同社のAIに対する取り組みは、「Red Hat Enterprise Linux AI」(RHEL AI)のほか、「Red Hat OpenShift AI」でも行われる。RHEL AIはOSレベルのAIサポートになり、Wright氏は「RHELの基盤上にAIワークロードのためのサポートを追加したものだ」と説明した。

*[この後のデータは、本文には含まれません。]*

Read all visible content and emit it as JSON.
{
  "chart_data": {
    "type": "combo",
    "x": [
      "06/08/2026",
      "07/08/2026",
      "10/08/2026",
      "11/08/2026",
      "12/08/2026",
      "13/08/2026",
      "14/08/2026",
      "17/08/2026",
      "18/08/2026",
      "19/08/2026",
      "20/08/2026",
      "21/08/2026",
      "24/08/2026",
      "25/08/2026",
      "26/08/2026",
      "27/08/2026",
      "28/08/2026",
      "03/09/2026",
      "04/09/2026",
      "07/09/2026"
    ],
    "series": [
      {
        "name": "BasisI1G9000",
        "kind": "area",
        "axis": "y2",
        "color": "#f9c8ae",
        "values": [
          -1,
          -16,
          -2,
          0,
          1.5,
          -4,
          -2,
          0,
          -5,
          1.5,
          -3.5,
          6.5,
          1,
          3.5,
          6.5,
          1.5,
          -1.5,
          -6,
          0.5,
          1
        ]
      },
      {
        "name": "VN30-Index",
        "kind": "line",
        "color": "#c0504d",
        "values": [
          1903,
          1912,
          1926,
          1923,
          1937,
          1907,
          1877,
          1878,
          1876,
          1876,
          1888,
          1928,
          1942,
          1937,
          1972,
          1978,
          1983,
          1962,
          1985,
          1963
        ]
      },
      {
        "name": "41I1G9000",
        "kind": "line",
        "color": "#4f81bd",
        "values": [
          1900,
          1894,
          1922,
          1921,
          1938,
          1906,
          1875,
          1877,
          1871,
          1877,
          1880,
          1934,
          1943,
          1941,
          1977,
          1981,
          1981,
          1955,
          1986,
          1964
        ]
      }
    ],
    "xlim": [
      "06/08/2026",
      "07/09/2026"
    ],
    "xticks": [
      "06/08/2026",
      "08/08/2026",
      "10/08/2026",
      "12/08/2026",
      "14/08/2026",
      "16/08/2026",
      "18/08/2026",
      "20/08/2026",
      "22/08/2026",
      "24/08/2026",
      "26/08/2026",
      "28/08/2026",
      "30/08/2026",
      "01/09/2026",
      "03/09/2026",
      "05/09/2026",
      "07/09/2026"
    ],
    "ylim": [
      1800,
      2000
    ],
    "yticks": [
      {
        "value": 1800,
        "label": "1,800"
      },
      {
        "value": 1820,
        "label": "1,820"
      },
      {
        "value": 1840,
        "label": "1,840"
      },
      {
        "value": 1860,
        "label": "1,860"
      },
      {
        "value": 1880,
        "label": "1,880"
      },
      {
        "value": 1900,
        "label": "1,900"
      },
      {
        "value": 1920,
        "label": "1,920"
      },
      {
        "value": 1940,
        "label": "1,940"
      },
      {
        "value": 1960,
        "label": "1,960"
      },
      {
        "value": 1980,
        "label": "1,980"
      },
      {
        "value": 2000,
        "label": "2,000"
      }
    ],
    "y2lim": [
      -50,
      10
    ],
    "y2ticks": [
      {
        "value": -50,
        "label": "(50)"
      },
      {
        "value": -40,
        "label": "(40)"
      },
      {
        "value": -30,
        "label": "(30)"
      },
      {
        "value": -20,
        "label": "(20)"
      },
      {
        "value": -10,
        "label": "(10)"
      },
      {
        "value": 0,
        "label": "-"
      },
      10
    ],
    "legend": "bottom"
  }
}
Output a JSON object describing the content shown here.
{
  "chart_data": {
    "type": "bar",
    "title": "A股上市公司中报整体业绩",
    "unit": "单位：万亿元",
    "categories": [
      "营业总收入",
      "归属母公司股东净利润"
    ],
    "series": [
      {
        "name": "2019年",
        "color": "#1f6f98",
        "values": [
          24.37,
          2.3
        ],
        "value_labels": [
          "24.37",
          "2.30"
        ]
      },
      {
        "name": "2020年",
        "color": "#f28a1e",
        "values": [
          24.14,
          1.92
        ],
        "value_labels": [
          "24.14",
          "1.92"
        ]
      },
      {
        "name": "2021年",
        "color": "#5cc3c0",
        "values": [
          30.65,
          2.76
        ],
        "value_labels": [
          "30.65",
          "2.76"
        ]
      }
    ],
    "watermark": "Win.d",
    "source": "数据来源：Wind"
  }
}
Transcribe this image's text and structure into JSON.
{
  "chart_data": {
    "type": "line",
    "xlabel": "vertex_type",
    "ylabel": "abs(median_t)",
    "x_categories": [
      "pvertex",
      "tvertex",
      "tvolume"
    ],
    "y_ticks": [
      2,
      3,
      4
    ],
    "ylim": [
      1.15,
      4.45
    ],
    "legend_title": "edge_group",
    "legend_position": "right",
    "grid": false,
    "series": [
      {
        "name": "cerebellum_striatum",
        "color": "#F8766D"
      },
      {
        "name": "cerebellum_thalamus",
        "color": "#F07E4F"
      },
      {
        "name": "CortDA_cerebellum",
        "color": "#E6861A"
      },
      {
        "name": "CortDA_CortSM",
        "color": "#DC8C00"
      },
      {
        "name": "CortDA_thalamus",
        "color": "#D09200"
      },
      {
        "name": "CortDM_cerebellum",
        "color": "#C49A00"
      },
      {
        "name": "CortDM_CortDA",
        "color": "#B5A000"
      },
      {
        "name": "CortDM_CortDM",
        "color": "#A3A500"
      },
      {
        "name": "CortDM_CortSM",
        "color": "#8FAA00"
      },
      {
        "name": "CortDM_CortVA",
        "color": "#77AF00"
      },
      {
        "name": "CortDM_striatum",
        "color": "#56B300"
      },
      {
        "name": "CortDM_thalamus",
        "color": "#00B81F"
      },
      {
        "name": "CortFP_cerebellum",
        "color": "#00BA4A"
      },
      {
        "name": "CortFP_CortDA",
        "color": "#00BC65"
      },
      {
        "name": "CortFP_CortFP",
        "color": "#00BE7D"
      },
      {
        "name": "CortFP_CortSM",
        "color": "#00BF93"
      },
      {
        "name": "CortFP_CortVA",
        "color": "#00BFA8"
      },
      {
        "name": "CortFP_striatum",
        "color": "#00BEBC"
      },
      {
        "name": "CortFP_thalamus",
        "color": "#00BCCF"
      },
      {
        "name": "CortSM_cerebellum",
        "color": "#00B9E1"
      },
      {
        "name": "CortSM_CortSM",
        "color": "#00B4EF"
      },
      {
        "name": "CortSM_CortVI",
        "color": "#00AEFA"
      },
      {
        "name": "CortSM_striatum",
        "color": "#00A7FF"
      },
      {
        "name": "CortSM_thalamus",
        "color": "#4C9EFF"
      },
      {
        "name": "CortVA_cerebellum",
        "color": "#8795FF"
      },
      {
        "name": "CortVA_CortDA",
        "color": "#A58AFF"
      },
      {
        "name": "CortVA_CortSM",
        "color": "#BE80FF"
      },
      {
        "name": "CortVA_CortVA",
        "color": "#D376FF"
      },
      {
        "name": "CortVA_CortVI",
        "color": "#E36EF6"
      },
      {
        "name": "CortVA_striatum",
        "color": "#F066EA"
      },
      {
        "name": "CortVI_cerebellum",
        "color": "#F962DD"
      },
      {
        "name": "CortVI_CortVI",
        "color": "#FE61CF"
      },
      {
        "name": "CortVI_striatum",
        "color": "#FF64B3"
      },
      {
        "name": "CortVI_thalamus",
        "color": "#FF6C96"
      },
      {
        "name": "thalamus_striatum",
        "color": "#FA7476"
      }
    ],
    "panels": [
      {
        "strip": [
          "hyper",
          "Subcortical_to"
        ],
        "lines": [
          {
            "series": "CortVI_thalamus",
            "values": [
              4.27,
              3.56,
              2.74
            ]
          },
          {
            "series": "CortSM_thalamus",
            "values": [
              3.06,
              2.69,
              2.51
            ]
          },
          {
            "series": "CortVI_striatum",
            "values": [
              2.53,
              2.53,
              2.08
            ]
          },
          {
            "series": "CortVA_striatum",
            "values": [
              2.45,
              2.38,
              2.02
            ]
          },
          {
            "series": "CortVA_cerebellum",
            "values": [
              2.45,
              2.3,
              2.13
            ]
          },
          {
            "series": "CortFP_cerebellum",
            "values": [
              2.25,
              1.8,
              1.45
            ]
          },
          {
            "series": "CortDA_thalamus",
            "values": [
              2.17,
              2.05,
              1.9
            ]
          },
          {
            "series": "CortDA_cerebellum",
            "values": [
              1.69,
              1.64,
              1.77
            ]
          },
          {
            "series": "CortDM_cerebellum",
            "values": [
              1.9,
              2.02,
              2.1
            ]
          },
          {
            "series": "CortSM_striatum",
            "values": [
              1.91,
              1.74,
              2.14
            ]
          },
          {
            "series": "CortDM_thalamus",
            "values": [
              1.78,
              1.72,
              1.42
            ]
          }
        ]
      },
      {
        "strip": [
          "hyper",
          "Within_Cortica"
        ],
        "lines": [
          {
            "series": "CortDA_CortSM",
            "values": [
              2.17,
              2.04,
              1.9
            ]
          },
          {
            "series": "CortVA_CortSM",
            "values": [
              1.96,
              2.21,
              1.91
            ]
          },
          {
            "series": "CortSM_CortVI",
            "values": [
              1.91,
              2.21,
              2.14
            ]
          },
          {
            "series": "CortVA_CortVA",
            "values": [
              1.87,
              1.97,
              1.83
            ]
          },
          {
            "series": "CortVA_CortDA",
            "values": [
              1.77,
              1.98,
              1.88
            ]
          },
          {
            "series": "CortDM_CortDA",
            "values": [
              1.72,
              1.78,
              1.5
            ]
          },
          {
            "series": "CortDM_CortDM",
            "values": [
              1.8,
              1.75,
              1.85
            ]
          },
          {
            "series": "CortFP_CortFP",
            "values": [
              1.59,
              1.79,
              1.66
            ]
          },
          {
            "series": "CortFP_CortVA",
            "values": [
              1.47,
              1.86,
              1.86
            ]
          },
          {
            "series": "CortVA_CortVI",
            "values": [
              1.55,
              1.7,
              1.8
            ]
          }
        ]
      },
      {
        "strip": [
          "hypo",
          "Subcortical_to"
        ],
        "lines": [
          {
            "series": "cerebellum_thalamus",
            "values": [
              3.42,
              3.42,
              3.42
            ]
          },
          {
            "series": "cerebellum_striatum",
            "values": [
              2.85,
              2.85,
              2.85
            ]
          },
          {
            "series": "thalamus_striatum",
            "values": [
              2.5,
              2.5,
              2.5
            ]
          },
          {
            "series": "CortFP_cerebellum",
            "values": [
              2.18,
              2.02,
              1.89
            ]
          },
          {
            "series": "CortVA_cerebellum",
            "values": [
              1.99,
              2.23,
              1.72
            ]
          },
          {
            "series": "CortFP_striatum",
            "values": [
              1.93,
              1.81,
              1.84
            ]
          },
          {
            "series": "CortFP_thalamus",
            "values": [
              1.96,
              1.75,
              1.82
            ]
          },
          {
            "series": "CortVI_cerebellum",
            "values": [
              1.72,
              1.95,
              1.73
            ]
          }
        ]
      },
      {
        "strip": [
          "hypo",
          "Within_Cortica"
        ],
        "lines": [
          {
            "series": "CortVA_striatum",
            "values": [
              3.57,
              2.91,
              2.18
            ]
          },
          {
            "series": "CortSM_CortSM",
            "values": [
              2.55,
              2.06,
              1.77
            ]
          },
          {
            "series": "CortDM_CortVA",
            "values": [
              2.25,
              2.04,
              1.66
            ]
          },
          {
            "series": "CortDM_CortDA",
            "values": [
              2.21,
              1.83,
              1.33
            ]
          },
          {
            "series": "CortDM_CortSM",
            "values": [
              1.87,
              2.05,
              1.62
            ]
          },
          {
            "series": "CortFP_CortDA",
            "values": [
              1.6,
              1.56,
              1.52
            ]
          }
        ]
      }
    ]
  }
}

これには、IBMの大規模言語モデル(LLM)の「Granite」をあらかじめ組み込んだ形で提供する。主なユースケースには、オンプレミス環境で社内データを学習させたAIシステムを開発、運用する場合などを想定。なお、この提供はOEMパートナーとの協業に基づき、サーバー製品にプリインストールされた形での販売になる。米国では、9月にLenovoが「ThinkSystem SR675 V3サーバ」にRHEL AIを搭載して発売することが発表された。
一方で、同社のKubernetes環境である「OpenShift」でAIをサポートするRed Hat OpenShift AIは、RHEL上で動作するコンテナー基盤の位置付けとなるため、クラウドネイティブなモダンアプリケーションとして、AIアプリケーションを構築する場合はRHEL AIよりRed Hat OpenShift AIの方が身近に感じられるのではないだろうか。
とはいえ、Red Hat OpenShift AIからGPUを使う場合、ハードウェアの制御は、RHEL AIの機能を通じて実行する形になる。RHEL AIとOpenShift AIは密接に連携して、独立した製品というよりも各レイヤーで必要となるAIサポート機能をそれぞれに実装したものと見る方が自然だろう。
また、RHEL AIではモデルにGraniteを採用しているが、OpenShift AIではユーザーが好みのAIモデルをOpenShift上で実行する形になっている。AIアプリケーションの多くは、クラウドネイティブなアプリケーションとしてコンテナープラットフォーム上で稼働することから、こうした構成になるのはむしろ当然と言えそうだ。RHEL AIがオンプレミス環境での「単一AIモデル、単一AIワークロード」を想定したのに対し、OpenShift AIはオンプレミス/プライベートクラウド/パブリッククラウドでの運用も想定し、さまざまなAIのモデルやワークロードの実行をホストする基盤として利用されることが想定される。